Analisando a literatura existente sobre consumo, observamos que a criação de moda e de padrões de consumo obedece à lógica da construção de comportamentos miméticos, alicerçados e reforçados pelos ideais de harmonia e progresso, em consonância com a crença nas leis da repetição universal.

A partir dos comportamentos miméticos e a padronização do consumo, cria-se um imaginário homogeneizante:

(...) nenhum desejo, nem mesmo o sexual, subsiste sem a mediação de um imaginário coletivo. Talvez não possa sequer emergir sem esse imaginário”.
(Baudrillard, 1995: 279)

A vida humana é construída no interior de um universo de significações, fundamento de uma cultura ou de uma ordem simbólica que conduz à criação de tendências sociais, a partir de vetores de sentido.
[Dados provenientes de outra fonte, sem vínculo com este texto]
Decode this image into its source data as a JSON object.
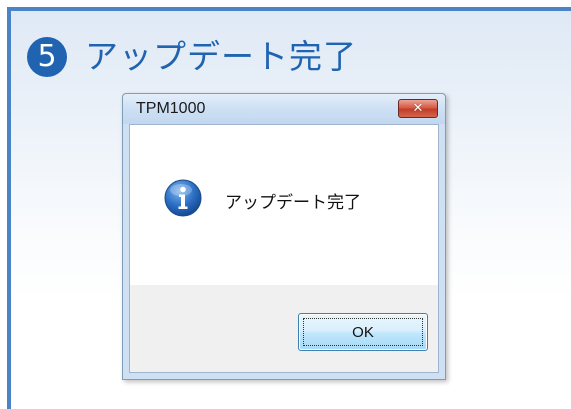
{
  "step": {
    "number": "5",
    "title": "アップデート完了"
  },
  "dialog": {
    "title": "TPM1000",
    "close_label": "✕",
    "message": "アップデート完了",
    "icon": "info-icon",
    "ok_label": "OK"
  },
  "colors": {
    "accent": "#1f63b1",
    "frame": "#4a83c6",
    "close_button": "#c13d26"
  }
}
“...é pela existência efetiva dos “indivíduos”, manifesta em seus atos e suas práticas, e pela efetividade das “coisas”, que as significações se materializam e se concretizam. As significações sociais não existem no abstrato, separadas ou desencarnadas da vida social. Elas existem através dos indivíduos – seus comportamentos, julgamentos, crenças, valores – e dos objetos que instrumentalizam suas práticas. Portanto, a conseqüência desta tese para a compreensão dos objetos de consumo é inequívoca: os bens só existem socialmente pela significação que lhes é atribuída”.
(Norberto Silva, 2003:189)

As mercadorias consumidas demarcam lugares e status ao consumidor, assim como definem o sentido de bem-estar ou sofrimento, de inclusão ou exclusão no sistema, de acordo com os modelos propagados pela mídia. A homogeneização dos desejos – intrinsecamente ligados ao imaginário consumista - estabelece a padronização do consumo e, a partir da igualdade, são criados os parâmetros com os quais os ideais de bem-estar e felicidade serão mensurados e comparados entre os consumidores.
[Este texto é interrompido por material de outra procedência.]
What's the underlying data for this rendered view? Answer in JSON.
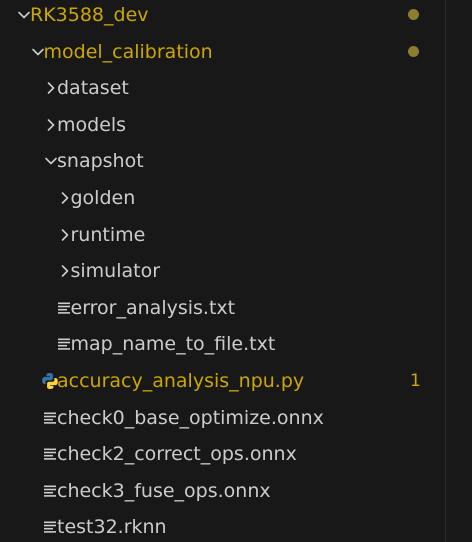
{
  "tree": [
    {
      "label": "RK3588_dev",
      "kind": "folder-open",
      "depth": 0,
      "modified": true,
      "badge": "dot"
    },
    {
      "label": "model_calibration",
      "kind": "folder-open",
      "depth": 1,
      "modified": true,
      "badge": "dot"
    },
    {
      "label": "dataset",
      "kind": "folder-closed",
      "depth": 2,
      "modified": false
    },
    {
      "label": "models",
      "kind": "folder-closed",
      "depth": 2,
      "modified": false
    },
    {
      "label": "snapshot",
      "kind": "folder-open",
      "depth": 2,
      "modified": false
    },
    {
      "label": "golden",
      "kind": "folder-closed",
      "depth": 3,
      "modified": false
    },
    {
      "label": "runtime",
      "kind": "folder-closed",
      "depth": 3,
      "modified": false
    },
    {
      "label": "simulator",
      "kind": "folder-closed",
      "depth": 3,
      "modified": false
    },
    {
      "label": "error_analysis.txt",
      "kind": "file-text",
      "depth": 3,
      "modified": false
    },
    {
      "label": "map_name_to_file.txt",
      "kind": "file-text",
      "depth": 3,
      "modified": false
    },
    {
      "label": "accuracy_analysis_npu.py",
      "kind": "file-python",
      "depth": 2,
      "modified": true,
      "badge": "1"
    },
    {
      "label": "check0_base_optimize.onnx",
      "kind": "file-text",
      "depth": 2,
      "modified": false
    },
    {
      "label": "check2_correct_ops.onnx",
      "kind": "file-text",
      "depth": 2,
      "modified": false
    },
    {
      "label": "check3_fuse_ops.onnx",
      "kind": "file-text",
      "depth": 2,
      "modified": false
    },
    {
      "label": "test32.rknn",
      "kind": "file-text",
      "depth": 2,
      "modified": false
    }
  ],
  "colors": {
    "background": "#181818",
    "text": "#cccccc",
    "modified": "#cca700",
    "dot": "#8c7d2e",
    "python_blue": "#3572a5",
    "python_yellow": "#ffd43b"
  }
}
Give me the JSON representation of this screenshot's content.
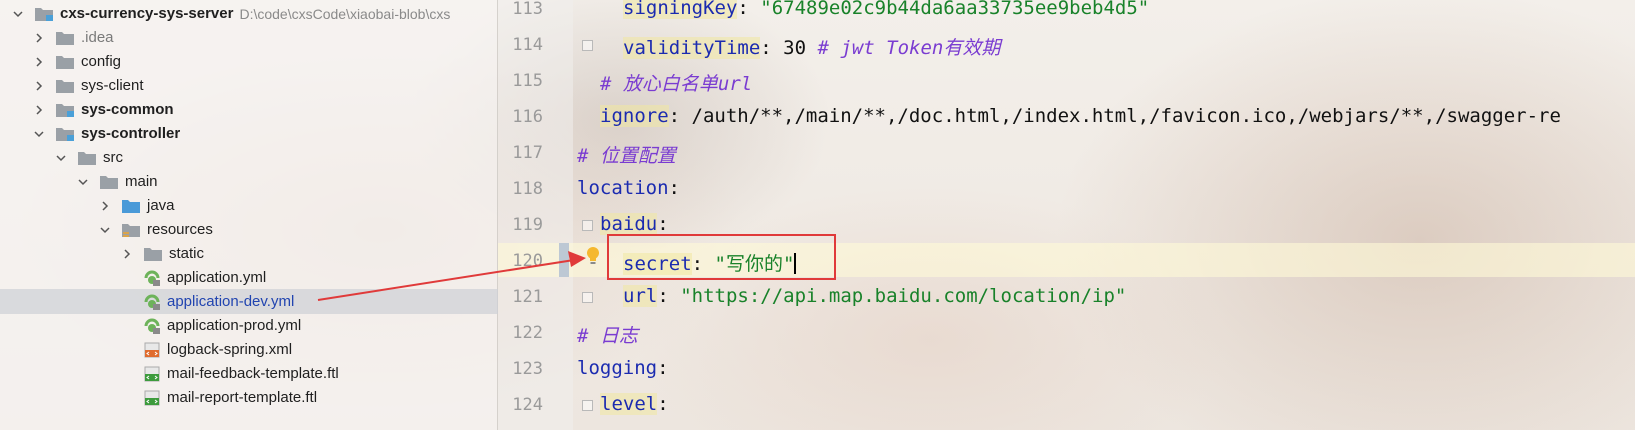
{
  "project": {
    "name": "cxs-currency-sys-server",
    "path": "D:\\code\\cxsCode\\xiaobai-blob\\cxs"
  },
  "tree": [
    {
      "label": ".idea",
      "type": "folder",
      "muted": true
    },
    {
      "label": "config",
      "type": "folder"
    },
    {
      "label": "sys-client",
      "type": "folder"
    },
    {
      "label": "sys-common",
      "type": "module",
      "bold": true
    },
    {
      "label": "sys-controller",
      "type": "module",
      "bold": true
    },
    {
      "label": "src",
      "type": "folder"
    },
    {
      "label": "main",
      "type": "folder"
    },
    {
      "label": "java",
      "type": "source-folder"
    },
    {
      "label": "resources",
      "type": "resource-folder"
    },
    {
      "label": "static",
      "type": "folder"
    },
    {
      "label": "application.yml",
      "type": "yml"
    },
    {
      "label": "application-dev.yml",
      "type": "yml",
      "selected": true
    },
    {
      "label": "application-prod.yml",
      "type": "yml"
    },
    {
      "label": "logback-spring.xml",
      "type": "xml"
    },
    {
      "label": "mail-feedback-template.ftl",
      "type": "ftl"
    },
    {
      "label": "mail-report-template.ftl",
      "type": "ftl"
    }
  ],
  "editor": {
    "lines": [
      {
        "no": "113",
        "key": "signingKey",
        "value": "\"67489e02c9b44da6aa33735ee9beb4d5\""
      },
      {
        "no": "114",
        "key": "validityTime",
        "value": "30",
        "comment": "# jwt Token有效期"
      },
      {
        "no": "115",
        "comment": "# 放心白名单url"
      },
      {
        "no": "116",
        "key": "ignore",
        "value": "/auth/**,/main/**,/doc.html,/index.html,/favicon.ico,/webjars/**,/swagger-re"
      },
      {
        "no": "117",
        "comment": "# 位置配置"
      },
      {
        "no": "118",
        "key": "location"
      },
      {
        "no": "119",
        "key": "baidu"
      },
      {
        "no": "120",
        "key": "secret",
        "value": "\"写你的\""
      },
      {
        "no": "121",
        "key": "url",
        "value": "\"https://api.map.baidu.com/location/ip\""
      },
      {
        "no": "122",
        "comment": "# 日志"
      },
      {
        "no": "123",
        "key": "logging"
      },
      {
        "no": "124",
        "key": "level"
      }
    ]
  },
  "colors": {
    "key": "#1b2bb0",
    "string": "#19822a",
    "comment": "#7a3cd1",
    "annotation": "#e03a3a"
  },
  "icons": {
    "bulb": "lightbulb-icon",
    "folder": "folder-icon",
    "yml": "yml-file-icon",
    "xml": "xml-file-icon",
    "ftl": "ftl-file-icon"
  }
}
“A produção instantânea e homogeneizante de desejos desnuda a perversa engenharia que sedimenta a sociedade de consumo. De posse de um saber especializado, as relações de produção e de consumo guardam o segredo de que o objeto desejado é, necessariamente, um objeto distante, e que obtê-lo, tocá-lo, possui-lo significa retirá-lo do lugar desejante. Não se deseja aquilo que já se tem. Porém, sempre que um objeto captura o consumidor, um novo objeto se encarrega de recomeçar o processo”.
(Jobim e Souza et al, 2000: 105)

A cultura de consumo está alicerçada na evidência às pessoas de lados sempre insatisfeitos de seu ser, isto é, daquilo que fazem-nas sofrer a eficácia da manipulação situa-se na capacidade de a mercadoria se encaixar nos interesses e objetivos dos indivíduos manipulados. O sofrimento psíquico é, assim, a pedra angular sobre a qual repousa a cultura de consumo.

 

Referências Bibliográficas

- Baudrillard, J. Sociedade de Consumo – Lisboa. Edições 70, 1995.
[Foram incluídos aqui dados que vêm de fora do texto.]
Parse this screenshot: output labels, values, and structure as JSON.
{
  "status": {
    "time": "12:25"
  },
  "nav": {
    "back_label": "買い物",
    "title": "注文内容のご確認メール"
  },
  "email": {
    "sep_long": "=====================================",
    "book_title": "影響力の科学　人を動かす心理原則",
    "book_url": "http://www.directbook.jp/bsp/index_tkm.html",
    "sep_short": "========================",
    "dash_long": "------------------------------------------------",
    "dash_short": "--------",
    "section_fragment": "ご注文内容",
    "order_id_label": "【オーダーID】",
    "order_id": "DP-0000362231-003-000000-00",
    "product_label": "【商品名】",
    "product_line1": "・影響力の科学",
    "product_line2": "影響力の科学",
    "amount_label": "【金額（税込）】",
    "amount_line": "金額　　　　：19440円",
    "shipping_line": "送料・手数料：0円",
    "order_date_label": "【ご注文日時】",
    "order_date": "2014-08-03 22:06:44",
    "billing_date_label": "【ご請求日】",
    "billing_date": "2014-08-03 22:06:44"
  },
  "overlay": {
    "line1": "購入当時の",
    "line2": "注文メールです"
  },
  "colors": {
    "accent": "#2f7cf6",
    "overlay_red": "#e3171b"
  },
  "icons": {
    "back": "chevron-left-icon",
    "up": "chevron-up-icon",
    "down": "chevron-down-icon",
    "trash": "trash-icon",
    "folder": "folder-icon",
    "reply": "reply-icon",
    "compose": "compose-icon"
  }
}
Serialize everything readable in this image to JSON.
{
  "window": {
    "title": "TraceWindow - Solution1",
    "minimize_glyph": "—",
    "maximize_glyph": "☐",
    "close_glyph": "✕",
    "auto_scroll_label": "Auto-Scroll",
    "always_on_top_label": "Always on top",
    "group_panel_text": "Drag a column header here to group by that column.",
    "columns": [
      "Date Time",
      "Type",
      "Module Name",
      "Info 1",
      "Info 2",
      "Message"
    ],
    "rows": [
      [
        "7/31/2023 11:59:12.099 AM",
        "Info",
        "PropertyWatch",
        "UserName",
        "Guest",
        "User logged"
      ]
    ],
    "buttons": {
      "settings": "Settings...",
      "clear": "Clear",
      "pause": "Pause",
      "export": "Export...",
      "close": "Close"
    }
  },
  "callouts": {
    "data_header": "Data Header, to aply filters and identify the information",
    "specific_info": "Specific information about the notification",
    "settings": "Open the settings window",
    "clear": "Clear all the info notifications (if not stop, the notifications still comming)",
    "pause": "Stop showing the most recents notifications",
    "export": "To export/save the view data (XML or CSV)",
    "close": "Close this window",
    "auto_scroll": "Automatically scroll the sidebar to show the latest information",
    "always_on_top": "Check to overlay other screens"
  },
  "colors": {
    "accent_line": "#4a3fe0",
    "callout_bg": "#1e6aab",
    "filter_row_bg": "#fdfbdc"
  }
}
- Clavreul, J. A Ordem Médica: Poder e Impotência do Discurso Médico. SP. Brasiliense, 1983.

- Enriquez, E. – Da Horda ao Estado: Psicanálise do Vínculo Social. RJ, Jorge Zahar Editor, 1999.

- Freud, S. – O Mal-estar na Civilização. ESB, RJ, Imago Editora, Vol. XXII, 1992.

- Haug, W.F. Crítica da Estética da Mercadoria.SP, Editora Unesp, 1997.

- Jobim e Souza, S. Ladrões de Sonhos e Sabonetes. In: Jobim e Souza, S. (Org.). Subjetividade em Questão: A Infância Como Crítica da Cultura. RJ, 7 Letras, 2000.

- Kehl, M.R. Uma Existência Sem Sujeito. SP. Caderno Mais! Folha de São Paulo, n0. 571, 26 de janeiro de 2003.

- Norberto Silva, E. Consumo, Mimesis e Sentido. In: Valverde, M. (Org.). As Formas do Sentido. RJ, DP&A Editora, 2003.

- Peres, U. M. Depressão e Melancolia. RJ, Jorge Zahar Editor, 2003.

- Roudinesco, E. Por Que a Psicanálise? RJ, Jorge Zahar Editor, 2000.

- Viñar, M. N. – “De la Clínica Freudiana”, texto mimeo. PUC-SP, outubro 1998, originalmente publicado na Revista Uruguaya de Psiconálisis. N0. 74, 1991.